Assuming adequate depth and appropriate handling of duplicate reads and sequencing errors, incorporating the fragment length into the statistical model may prove more beneficial. The high variability of the binomial distribution for small \(n\) obfuscates any meaningful relationship between fragment length and PMAR in our data. We reiterate, however, incorporating fragment length may give better estimates of the binomial proportion but cannot decrease variance beyond the distribution bounds.

To solve the above issues, we advocate a more targeted approach with much greater sequencing depth and unique molecular identifiers. Unique molecular identifiers allow identification of sequencing errors and differentiate true versus artifactual duplicate reads.

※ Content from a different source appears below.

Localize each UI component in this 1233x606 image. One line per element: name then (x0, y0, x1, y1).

Given the depth requirements for estimating fetal genotypes by the PMAR, and the challenge of variants of uncertain clinical significance, we advocate against broad sequencing modalities on noninvasive samples. Recognizing that all capture methods introduce bias in the relative sequencing efficiency of different targeted regions,120 the sequencing depths needed for noninvasive fetal genotyping necessitate a targeted approach. Despite the challenges raised by this work, we believe assessing hundreds to thousands of basepairs, rather than the tens of millions targeted in ES, will prove economical and clinically reliable. Doing so, we hope, will foster population-level screening for Mendelian disorders during the prenatal period and, ultimately, unlock new avenues in the treatment of these disorders.